A handful of so-called 'mega' funding rounds have propelled some of the UK's brightest startups towards what is known as unicorn status. For example, virtual events platform Hopin raised more than £289 million from just a single round, cementing its status as what is being said is the fastest-growing European tech firm ever.
More than 1,400 UK tech companies have benefited from the £13.5 billion raised and the investment is more than double that achieved in the next biggest market, Germany, which has so far raised £6.2bn in 2021.
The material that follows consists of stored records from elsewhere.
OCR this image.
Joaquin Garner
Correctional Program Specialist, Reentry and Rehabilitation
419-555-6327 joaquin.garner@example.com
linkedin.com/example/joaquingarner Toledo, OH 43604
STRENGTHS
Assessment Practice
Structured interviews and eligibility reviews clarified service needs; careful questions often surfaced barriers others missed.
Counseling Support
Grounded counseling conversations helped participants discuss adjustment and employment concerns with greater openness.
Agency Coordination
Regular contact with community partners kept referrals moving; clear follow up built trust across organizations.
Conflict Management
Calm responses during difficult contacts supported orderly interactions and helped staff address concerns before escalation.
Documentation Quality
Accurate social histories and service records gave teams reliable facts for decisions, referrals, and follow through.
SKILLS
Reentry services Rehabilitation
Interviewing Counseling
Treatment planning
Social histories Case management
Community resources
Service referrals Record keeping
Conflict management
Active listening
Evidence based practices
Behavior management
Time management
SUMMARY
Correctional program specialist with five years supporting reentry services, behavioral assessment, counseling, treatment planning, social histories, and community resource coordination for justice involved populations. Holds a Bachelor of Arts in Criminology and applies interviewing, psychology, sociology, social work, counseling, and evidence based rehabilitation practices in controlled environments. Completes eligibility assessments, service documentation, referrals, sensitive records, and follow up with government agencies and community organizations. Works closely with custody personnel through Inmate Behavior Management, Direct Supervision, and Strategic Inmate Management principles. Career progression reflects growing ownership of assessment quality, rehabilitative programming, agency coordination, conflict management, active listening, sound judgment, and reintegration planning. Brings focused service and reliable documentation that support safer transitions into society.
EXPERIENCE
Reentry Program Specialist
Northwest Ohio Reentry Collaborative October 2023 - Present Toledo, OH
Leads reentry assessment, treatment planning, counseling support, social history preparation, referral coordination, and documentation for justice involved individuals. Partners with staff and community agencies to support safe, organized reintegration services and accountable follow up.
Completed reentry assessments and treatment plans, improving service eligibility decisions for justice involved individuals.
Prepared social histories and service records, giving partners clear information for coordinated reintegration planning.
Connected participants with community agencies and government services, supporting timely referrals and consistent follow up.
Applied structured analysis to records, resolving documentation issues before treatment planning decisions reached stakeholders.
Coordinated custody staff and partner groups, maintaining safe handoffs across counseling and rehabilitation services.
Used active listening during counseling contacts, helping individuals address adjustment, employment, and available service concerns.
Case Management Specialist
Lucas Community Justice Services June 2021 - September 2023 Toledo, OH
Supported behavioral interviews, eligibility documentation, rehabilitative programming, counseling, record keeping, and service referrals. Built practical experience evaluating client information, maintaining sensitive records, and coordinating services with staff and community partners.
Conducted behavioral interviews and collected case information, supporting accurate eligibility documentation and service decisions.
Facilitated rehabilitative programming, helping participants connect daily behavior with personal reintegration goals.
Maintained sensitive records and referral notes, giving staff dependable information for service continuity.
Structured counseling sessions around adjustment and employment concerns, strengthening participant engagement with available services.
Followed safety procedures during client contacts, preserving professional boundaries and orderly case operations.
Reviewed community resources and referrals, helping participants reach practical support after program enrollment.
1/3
Gerard Grech, the founding chief executive of Tech Nation commented: "The success of established companies like Darktrace and Depop show there is a clear pathway for UK tech companies to make an impact on a global scale. Here at Tech Nation we will continue to support entrepreneurs and startup founders as they grow their businesses from first investment cheque all the way to IPO."
‘Mega’ fundraising rounds
A handful of these mega fundraising rounds by leading UK tech companies have helped push the total VC raised into record territory. More than half of all rounds raised this year have been for $100m+.
Other notable ones, which are those over £72m, included neobank Revolut, which raised £577m at Series E; Cinch, the car sales platform, which raised £1bn and cybersecurity platform Snyk, which raised £289m at Series E.
As the UK gets ready to welcome the world’s investors for London Tech Week, the figures will underline the UK’s position as the leading centre of tech in Europe and the main challenger to Silicon Valley after China.
However, some investors have raised concerns the government's Digital Markets Unit will make UK startups less attractive.